The battle over transgender student access to a northwest suburban girls’ locker room returned to Chicago’s federal courthouse Monday, where lawyers for a group of students and parents hope a judge will intervene.

But U.S. Magistrate Judge Jeffrey T. Gilbert said Monday he would not immediately rule on a request to stop a transgender student from using the girls’ locker room while a lawsuit proceeds. The complaint was filed by Students and Parents for Privacy, an “unincorporated association” of 51 families with ties to Palatine-based Township High School District 211.

At the center of the debate is a transgendered student, referred to in court Monday as “Student A,” entering her senior year at William Fremd High School. Born male, lawyers for the school district said the student is a girl “in every way she can be.” The student has been allowed to use the girls’ restroom at Fremd since August 2013. The district agreed to let the student use the girls’ locker room last December in a deal that involved installing privacy curtains.

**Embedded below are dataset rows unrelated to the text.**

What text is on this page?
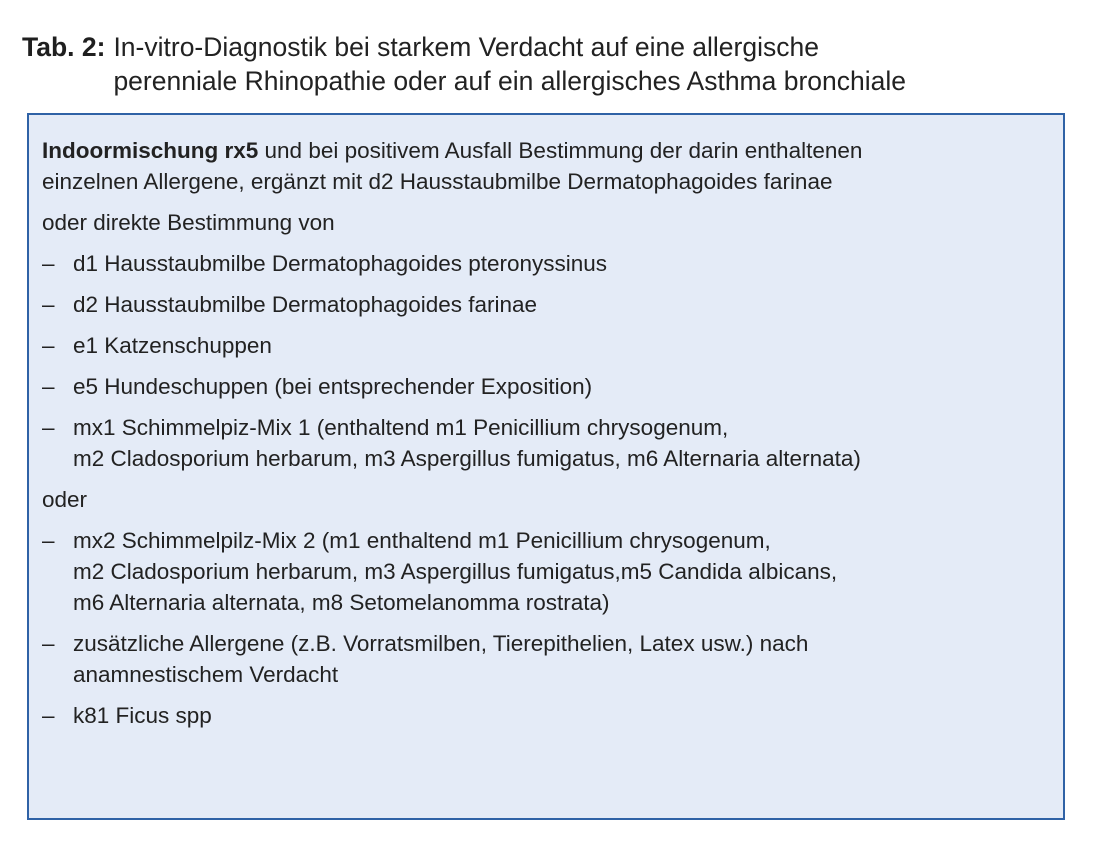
Tab. 2: In-vitro-Diagnostik bei starkem Verdacht auf eine allergische
perenniale Rhinopathie oder auf ein allergisches Asthma bronchiale
Indoormischung rx5 und bei positivem Ausfall Bestimmung der darin enthaltenen
einzelnen Allergene, ergänzt mit d2 Hausstaubmilbe Dermatophagoides farinae
oder direkte Bestimmung von
– d1 Hausstaubmilbe Dermatophagoides pteronyssinus
– d2 Hausstaubmilbe Dermatophagoides farinae
– e1 Katzenschuppen
– e5 Hundeschuppen (bei entsprechender Exposition)
– mx1 Schimmelpiz-Mix 1 (enthaltend m1 Penicillium chrysogenum,
m2 Cladosporium herbarum, m3 Aspergillus fumigatus, m6 Alternaria alternata)
oder
– mx2 Schimmelpilz-Mix 2 (m1 enthaltend m1 Penicillium chrysogenum,
m2 Cladosporium herbarum, m3 Aspergillus fumigatus,m5 Candida albicans,
m6 Alternaria alternata, m8 Setomelanomma rostrata)
– zusätzliche Allergene (z.B. Vorratsmilben, Tierepithelien, Latex usw.) nach
anamnestischem Verdacht
– k81 Ficus spp
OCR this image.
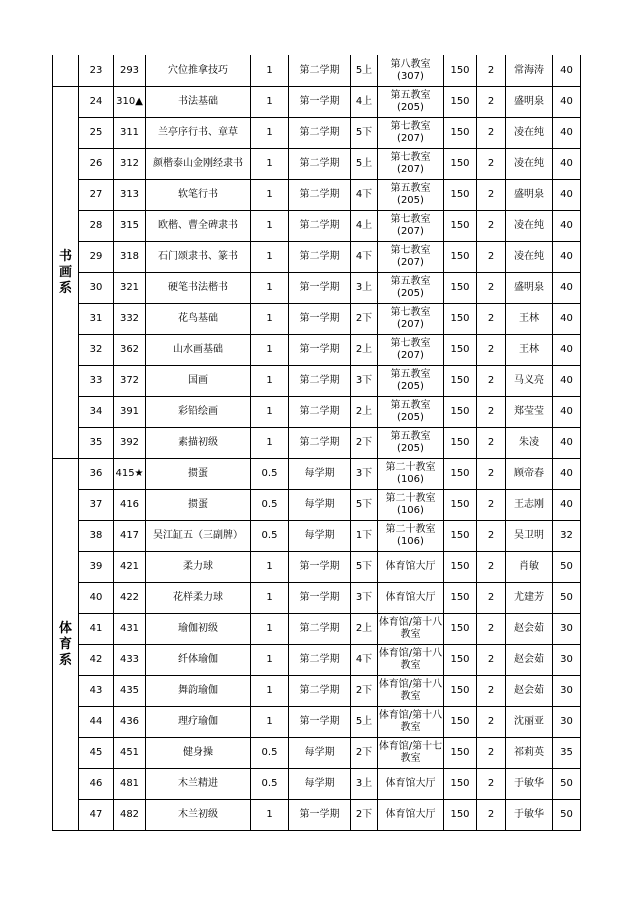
	23	293	穴位推拿技巧	1	第二学期	5上	第八教室(307)	150	2	常海涛	40

书画系	24	310▲	书法基础	1	第一学期	4上	第五教室(205)	150	2	盛明泉	40
	25	311	兰亭序行书、章草	1	第二学期	5下	第七教室(207)	150	2	凌在纯	40
	26	312	颜楷泰山金刚经隶书	1	第二学期	5上	第七教室(207)	150	2	凌在纯	40
	27	313	软笔行书	1	第二学期	4下	第五教室(205)	150	2	盛明泉	40
	28	315	欧楷、曹全碑隶书	1	第二学期	4上	第七教室(207)	150	2	凌在纯	40
	29	318	石门颂隶书、篆书	1	第二学期	4下	第七教室(207)	150	2	凌在纯	40
	30	321	硬笔书法楷书	1	第一学期	3上	第五教室(205)	150	2	盛明泉	40
	31	332	花鸟基础	1	第一学期	2下	第七教室(207)	150	2	王林	40
	32	362	山水画基础	1	第一学期	2上	第七教室(207)	150	2	王林	40
	33	372	国画	1	第二学期	3下	第五教室(205)	150	2	马义亮	40
	34	391	彩铅绘画	1	第二学期	2上	第五教室(205)	150	2	郑莹莹	40
	35	392	素描初级	1	第二学期	2下	第五教室(205)	150	2	朱凌	40

体育系	36	415★	掼蛋	0.5	每学期	3下	第二十教室(106)	150	2	顾帝春	40
	37	416	掼蛋	0.5	每学期	5下	第二十教室(106)	150	2	王志刚	40
	38	417	吴江缸五（三副牌）	0.5	每学期	1下	第二十教室(106)	150	2	吴卫明	32
	39	421	柔力球	1	第一学期	5下	体育馆大厅	150	2	肖敏	50
	40	422	花样柔力球	1	第一学期	3下	体育馆大厅	150	2	尤建芳	50
	41	431	瑜伽初级	1	第二学期	2上	体育馆/第十八教室	150	2	赵会茹	30
	42	433	纤体瑜伽	1	第二学期	4下	体育馆/第十八教室	150	2	赵会茹	30
	43	435	舞韵瑜伽	1	第二学期	2下	体育馆/第十八教室	150	2	赵会茹	30
	44	436	理疗瑜伽	1	第一学期	5上	体育馆/第十八教室	150	2	沈丽亚	30
	45	451	健身操	0.5	每学期	2下	体育馆/第十七教室	150	2	祁莉英	35
	46	481	木兰精进	0.5	每学期	3上	体育馆大厅	150	2	于敏华	50
	47	482	木兰初级	1	第一学期	2下	体育馆大厅	150	2	于敏华	50
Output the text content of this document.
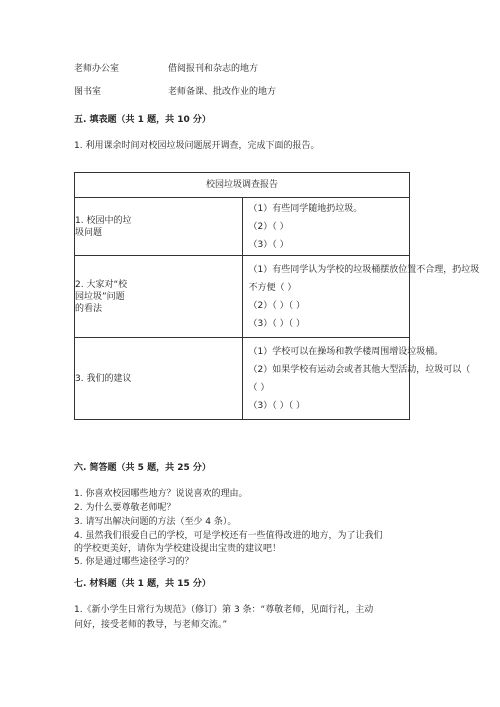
老师办公室	借阅报刊和杂志的地方
图书室	老师备课、批改作业的地方
五. 填表题（共 1 题，共 10 分）
1. 利用课余时间对校园垃圾问题展开调查，完成下面的报告。
校园垃圾调查报告	

1. 校园中的垃
圾问题	（1）有些同学随地扔垃圾。
（2）（ ）
（3）（ ）

2. 大家对“校
园垃圾”问题
的看法	（1）有些同学认为学校的垃圾桶摆放位置不合理，扔垃圾
不方便（ ）
（2）（ ）（ ）
（3）（ ）（ ）

3. 我们的建议	（1）学校可以在操场和教学楼周围增设垃圾桶。
（2）如果学校有运动会或者其他大型活动，垃圾可以（
（ ）
（3）（ ）（ ）
六. 简答题（共 5 题，共 25 分）
1. 你喜欢校园哪些地方？说说喜欢的理由。
2. 为什么要尊敬老师呢？
3. 请写出解决问题的方法（至少 4 条）。
4. 虽然我们很爱自己的学校，可是学校还有一些值得改进的地方，为了让我们
的学校更美好，请你为学校建设提出宝贵的建议吧！
5. 你是通过哪些途径学习的？
七. 材料题（共 1 题，共 15 分）
1.《新小学生日常行为规范》（修订）第 3 条：“尊敬老师，见面行礼，主动
问好，接受老师的教导，与老师交流。”
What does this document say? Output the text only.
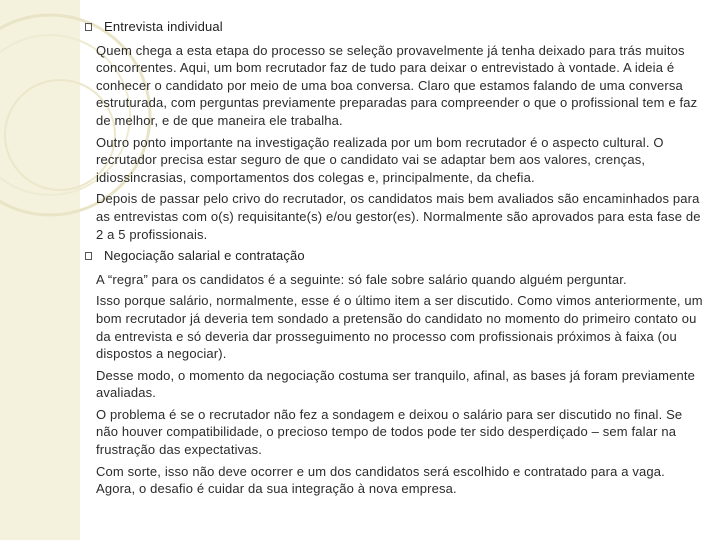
Entrevista individual

Quem chega a esta etapa do processo se seleção provavelmente já tenha deixado para trás muitos concorrentes. Aqui, um bom recrutador faz de tudo para deixar o entrevistado à vontade. A ideia é conhecer o candidato por meio de uma boa conversa. Claro que estamos falando de uma conversa estruturada, com perguntas previamente preparadas para compreender o que o profissional tem e faz de melhor, e de que maneira ele trabalha.

Outro ponto importante na investigação realizada por um bom recrutador é o aspecto cultural. O recrutador precisa estar seguro de que o candidato vai se adaptar bem aos valores, crenças, idiossincrasias, comportamentos dos colegas e, principalmente, da chefia.

Depois de passar pelo crivo do recrutador, os candidatos mais bem avaliados são encaminhados para as entrevistas com o(s) requisitante(s) e/ou gestor(es). Normalmente são aprovados para esta fase de 2 a 5 profissionais.

Negociação salarial e contratação

A “regra” para os candidatos é a seguinte: só fale sobre salário quando alguém perguntar.

Isso porque salário, normalmente, esse é o último item a ser discutido. Como vimos anteriormente, um bom recrutador já deveria tem sondado a pretensão do candidato no momento do primeiro contato ou da entrevista e só deveria dar prosseguimento no processo com profissionais próximos à faixa (ou dispostos a negociar).

Desse modo, o momento da negociação costuma ser tranquilo, afinal, as bases já foram previamente avaliadas.

O problema é se o recrutador não fez a sondagem e deixou o salário para ser discutido no final. Se não houver compatibilidade, o precioso tempo de todos pode ter sido desperdiçado – sem falar na frustração das expectativas.

Com sorte, isso não deve ocorrer e um dos candidatos será escolhido e contratado para a vaga. Agora, o desafio é cuidar da sua integração à nova empresa.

Jeremy Tedesco, a lawyer for Students and Parents for Privacy, insisted to the judge that “Student A is male,” and he said his clients have a right to use a locker room “free of a male student.” He also decried a “subjective definition of sex.”

But Sheila Lieber, representing the U.S. Department of Education, argued that Student A “is a female” who was harmed when she was “not allowed to use the female locker room” prior to December. Sally Scott, a lawyer for the school district, said Student A changes her clothes in a bathroom stall “or doesn’t change.” Meanwhile, a locker room attendant is present, and other students are given access to private areas to change their clothes.

“There are no lines to the privacy areas,” Scott said. “As far as we know, they’re not even being used.”

Tedesco said after court that girls who use the privacy areas have been bullied, and those who object to Student A’s use of the locker room are labeled by the school as “narrow minded.”

District 211 serves nearly 12,500 students from Palatine, Hoffman Estates, Inverness and Schaumburg, and parts of seven other northwestern suburbs, in five high schools and two alternative high schools. It was forced to give Student A access to the locker room last year when the Department of Education charged that not accommodating the student was a violation of Title IX, which prohibits discrimination on the basis of sex.

The lawsuit maintains that the 1972 federal law actually authorizes schools to retain single-sex restrooms and locker rooms, and Title IX is being unlawfully redefined by the Department of Education.